Jonathan Burton, director of the fair, said he had noticed greater "negotiability" at the fair. "Prices are usually negotiated at fairs but the difference this year is that it's tougher and galleries are much more prepared to have an up-front conversation than in previous years. They will offer discounts, in some cases up to 20 per cent. In previous years, buyers would get 15 per cent if they were lucky," he said.

Conor Macklin, the director of Grosvenor, which was among the major galleries at the fair, said: "Five years ago, if I bought a picture for £100, I would be happy to sell it for £130. Two years ago, I would be unhappy if it sold for £300 because it was a crazy market.
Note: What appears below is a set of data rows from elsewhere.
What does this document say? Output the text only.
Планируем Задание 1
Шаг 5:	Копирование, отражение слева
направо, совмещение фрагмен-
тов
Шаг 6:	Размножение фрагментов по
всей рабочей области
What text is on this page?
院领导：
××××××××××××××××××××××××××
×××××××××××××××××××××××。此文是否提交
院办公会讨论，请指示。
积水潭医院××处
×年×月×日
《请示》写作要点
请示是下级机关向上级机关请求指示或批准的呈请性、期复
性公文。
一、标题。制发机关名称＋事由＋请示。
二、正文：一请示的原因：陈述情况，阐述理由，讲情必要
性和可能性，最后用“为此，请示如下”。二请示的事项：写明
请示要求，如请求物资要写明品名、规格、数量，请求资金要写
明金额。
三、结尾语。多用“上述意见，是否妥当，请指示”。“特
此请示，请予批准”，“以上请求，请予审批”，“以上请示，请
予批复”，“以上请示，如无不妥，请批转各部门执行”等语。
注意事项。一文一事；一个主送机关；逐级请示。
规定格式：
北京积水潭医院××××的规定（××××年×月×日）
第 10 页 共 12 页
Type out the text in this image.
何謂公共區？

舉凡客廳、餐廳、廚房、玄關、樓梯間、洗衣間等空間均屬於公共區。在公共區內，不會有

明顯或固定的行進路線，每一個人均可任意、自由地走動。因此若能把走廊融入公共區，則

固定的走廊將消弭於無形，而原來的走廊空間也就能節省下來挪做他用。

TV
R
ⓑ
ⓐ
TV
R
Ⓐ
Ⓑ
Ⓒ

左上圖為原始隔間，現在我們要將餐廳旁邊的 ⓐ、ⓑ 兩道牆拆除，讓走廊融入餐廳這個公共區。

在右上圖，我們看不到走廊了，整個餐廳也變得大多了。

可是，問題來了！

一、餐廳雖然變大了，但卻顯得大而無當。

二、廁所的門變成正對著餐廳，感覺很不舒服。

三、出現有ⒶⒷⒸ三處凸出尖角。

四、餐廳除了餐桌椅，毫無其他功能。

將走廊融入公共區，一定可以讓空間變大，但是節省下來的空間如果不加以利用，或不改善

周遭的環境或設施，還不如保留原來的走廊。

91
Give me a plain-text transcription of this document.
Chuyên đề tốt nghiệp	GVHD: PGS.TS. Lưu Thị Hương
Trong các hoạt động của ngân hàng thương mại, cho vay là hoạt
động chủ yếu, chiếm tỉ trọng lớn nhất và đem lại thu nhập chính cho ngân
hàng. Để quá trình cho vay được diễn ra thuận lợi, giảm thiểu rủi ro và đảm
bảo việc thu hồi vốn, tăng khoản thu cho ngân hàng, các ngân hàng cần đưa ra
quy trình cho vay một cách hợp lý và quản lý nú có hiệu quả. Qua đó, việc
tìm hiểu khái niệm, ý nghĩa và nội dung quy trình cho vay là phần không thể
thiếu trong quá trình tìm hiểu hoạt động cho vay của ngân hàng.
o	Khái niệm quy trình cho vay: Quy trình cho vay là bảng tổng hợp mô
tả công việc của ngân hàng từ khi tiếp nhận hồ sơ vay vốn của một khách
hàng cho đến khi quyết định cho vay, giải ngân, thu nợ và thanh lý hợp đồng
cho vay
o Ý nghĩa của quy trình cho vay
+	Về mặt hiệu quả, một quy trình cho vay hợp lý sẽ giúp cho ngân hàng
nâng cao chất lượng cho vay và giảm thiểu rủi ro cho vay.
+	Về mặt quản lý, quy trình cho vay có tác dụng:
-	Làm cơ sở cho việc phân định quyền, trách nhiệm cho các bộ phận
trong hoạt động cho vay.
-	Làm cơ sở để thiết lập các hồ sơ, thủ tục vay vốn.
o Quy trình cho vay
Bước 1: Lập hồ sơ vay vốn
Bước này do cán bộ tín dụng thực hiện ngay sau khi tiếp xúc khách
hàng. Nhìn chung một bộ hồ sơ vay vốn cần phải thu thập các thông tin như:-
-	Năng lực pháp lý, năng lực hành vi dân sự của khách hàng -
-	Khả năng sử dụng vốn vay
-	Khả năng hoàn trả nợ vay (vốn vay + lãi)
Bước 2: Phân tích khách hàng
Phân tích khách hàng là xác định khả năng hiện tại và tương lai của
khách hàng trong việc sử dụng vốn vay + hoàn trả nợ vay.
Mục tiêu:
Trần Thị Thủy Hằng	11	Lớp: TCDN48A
This time around, I would sell the work for £120. We are open to discounting, and though we've always done that, we'll be doing more of it now." He added that while recent shows had attracted greater numbers of people, sales had remained relatively slow.

Robin Katz, the director of his eponymous gallery, said the credit crunch had tended to encourage greater levels of caution among buyers. "There have been some casualties in terms of collectors who have lost a lot of money, but many still have money and want to spend it. But it's a bit psychological and some question whether or not they should hold off in case they get bigger and better bargains."

The annual fair, which runs until Sunday at the Business Design Centre in Islington, London, is pitched at art lovers who are prepared to spend anything from £20 to £1m. It drew a record crowd of 3,756 on its opening night.